CHILD CUSTODY/PATERNITY
In Weeld v. Weeld, 38 FLW D313a, Our Second DCA reversed and remanded the trial court’s summary judgment “de-legitimizing” the Wife’s child and denying the Husband’s request for a parenting plan and determination of child support.
The trial court’s ruling failed to consider whether there was a clear and compelling reason, based on the child’s best interests, to overcome a presumption of legitimacy and remove the Husband as the legal father .The Husband appealed only the earlier order granting summary judgment on the issue of de-legitimizing the child. When the couple met, the Wife was already pregnant. There was no dispute that the Husband was not the biological father. However, he was present at the child’s birth, he was named as the father on the birth certificate, both parties signed a voluntary acknowledgement of Paternity pursuant to Sec. 382.013(2)(c) Fla. Sta. naming the Husband as the father. The couple later married when the child was 16 months old. The Husband had been held out as the child’s father. The Husband is the only father the child has ever known. The biological father lived in Texas and had no known contact and had done nothing to support the child. The Wife filed a petition pleading that there were no children born of the marriage.

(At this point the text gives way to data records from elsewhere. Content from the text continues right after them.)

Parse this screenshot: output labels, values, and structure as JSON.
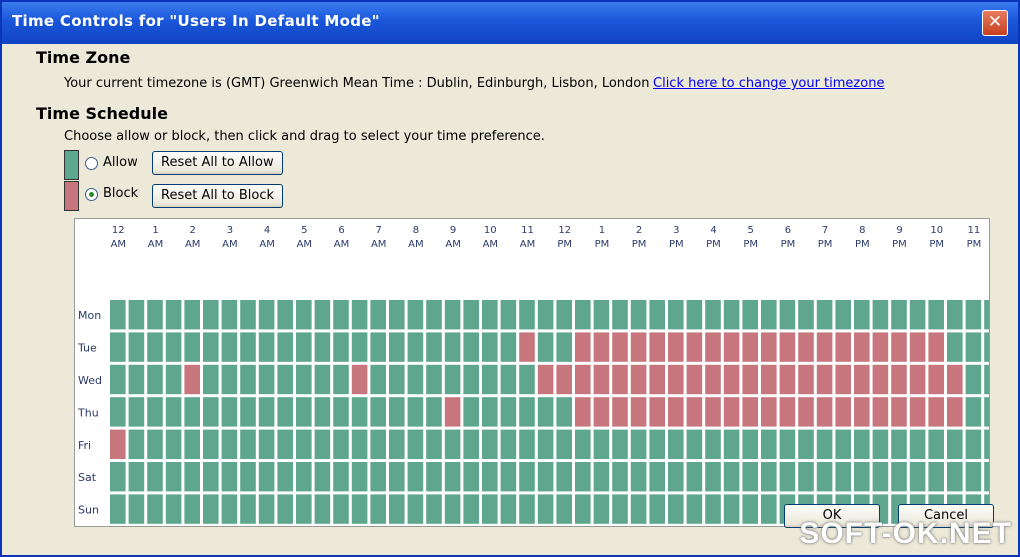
{
  "window": {
    "title": "Time Controls for \"Users In Default Mode\""
  },
  "timezone": {
    "heading": "Time Zone",
    "current_text": "Your current timezone is (GMT) Greenwich Mean Time : Dublin, Edinburgh, Lisbon, London",
    "change_link": "Click here to change your timezone"
  },
  "schedule": {
    "heading": "Time Schedule",
    "instruction": "Choose allow or block, then click and drag to select your time preference.",
    "allow_label": "Allow",
    "block_label": "Block",
    "selected_mode": "block",
    "reset_allow_label": "Reset All to Allow",
    "reset_block_label": "Reset All to Block",
    "hour_labels": [
      [
        "12",
        "AM"
      ],
      [
        "1",
        "AM"
      ],
      [
        "2",
        "AM"
      ],
      [
        "3",
        "AM"
      ],
      [
        "4",
        "AM"
      ],
      [
        "5",
        "AM"
      ],
      [
        "6",
        "AM"
      ],
      [
        "7",
        "AM"
      ],
      [
        "8",
        "AM"
      ],
      [
        "9",
        "AM"
      ],
      [
        "10",
        "AM"
      ],
      [
        "11",
        "AM"
      ],
      [
        "12",
        "PM"
      ],
      [
        "1",
        "PM"
      ],
      [
        "2",
        "PM"
      ],
      [
        "3",
        "PM"
      ],
      [
        "4",
        "PM"
      ],
      [
        "5",
        "PM"
      ],
      [
        "6",
        "PM"
      ],
      [
        "7",
        "PM"
      ],
      [
        "8",
        "PM"
      ],
      [
        "9",
        "PM"
      ],
      [
        "10",
        "PM"
      ],
      [
        "11",
        "PM"
      ]
    ],
    "days": [
      {
        "label": "Mon",
        "blocked_slots": []
      },
      {
        "label": "Tue",
        "blocked_slots": [
          22,
          25,
          26,
          27,
          28,
          29,
          30,
          31,
          32,
          33,
          34,
          35,
          36,
          37,
          38,
          39,
          40,
          41,
          42,
          43,
          44
        ]
      },
      {
        "label": "Wed",
        "blocked_slots": [
          4,
          13,
          23,
          24,
          25,
          26,
          27,
          28,
          29,
          30,
          31,
          32,
          33,
          34,
          35,
          36,
          37,
          38,
          39,
          40,
          41,
          42,
          43,
          44,
          45
        ]
      },
      {
        "label": "Thu",
        "blocked_slots": [
          18,
          25,
          26,
          27,
          28,
          29,
          30,
          31,
          32,
          33,
          34,
          35,
          36,
          37,
          38,
          39,
          40,
          41,
          42,
          43,
          44,
          45
        ]
      },
      {
        "label": "Fri",
        "blocked_slots": [
          0
        ]
      },
      {
        "label": "Sat",
        "blocked_slots": []
      },
      {
        "label": "Sun",
        "blocked_slots": []
      }
    ],
    "allow_color": "#5fa68e",
    "block_color": "#c7767d"
  },
  "footer": {
    "ok_label": "OK",
    "cancel_label": "Cancel"
  },
  "watermark": "SOFT-OK.NET"
}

The Husband filed an answer and a counter-petition and admitted he was not the biological father, but the legal father and the child had the right to maintain that legal status. The DCA agreed with the father based on the following:
Sec. 382.013(2)(c), states that if the Mother is not married at the time of birth the father cannot be named on the birth certificate unless an affidavit is executed by both parties. The facility has to notify the father of the responsibilities that arise from acknowledgment of paternity and same is executed under penalty of perjury. If this is done, it creates a rebuttable presumption of paternity and is subject to be rescinded within 60 days of signing. Under Sec. 742.10(1)(4) after the 60 day period has passed the acknowledgment shall constitute an establishment of paternity and may be challenged in court only on the basis of fraud, duress or material mistake of fact, with the burden of proof on the challenger. (5) provides that no judicial or administrative proceeding is required to ratify an unchallenged acknowledgement establishing legal paternity regardless of biology. There is no requirement that the “father” be the biological father and the Wife’s argument that the Husband’s acknowledgement amounted to fraud where he knew he was not the biological father when he signed it are without merit. Next, the Wife signed the acknowledgement also with full knowledge that the Husband was not the biological father and thus was complicit in any alleged fraud and therefore estopped from asserting a claim of fraud against her husband. Lastly, the Wife is equitably estopped from denying the Husband’s paternity at this point in time as the father’s legal paternity may be ruled unassailable when the legal father has established a mutually rewarding relationship with the child which he desires to continue and where he is supporting the child to the best of his ability and maintaining the relationship is in the child’s best interests. Citing Privette v. Privette, 617 So. 2d at 308 n.3, Holding that the trial court erred in granting summary judgment, the DCA could not rule but remanded with directions for the trial court to apply the correct legal standard and advising that pursuant to Privette, a guardian ad litem must be appointed to represent the child’s interests in making this determination. Id.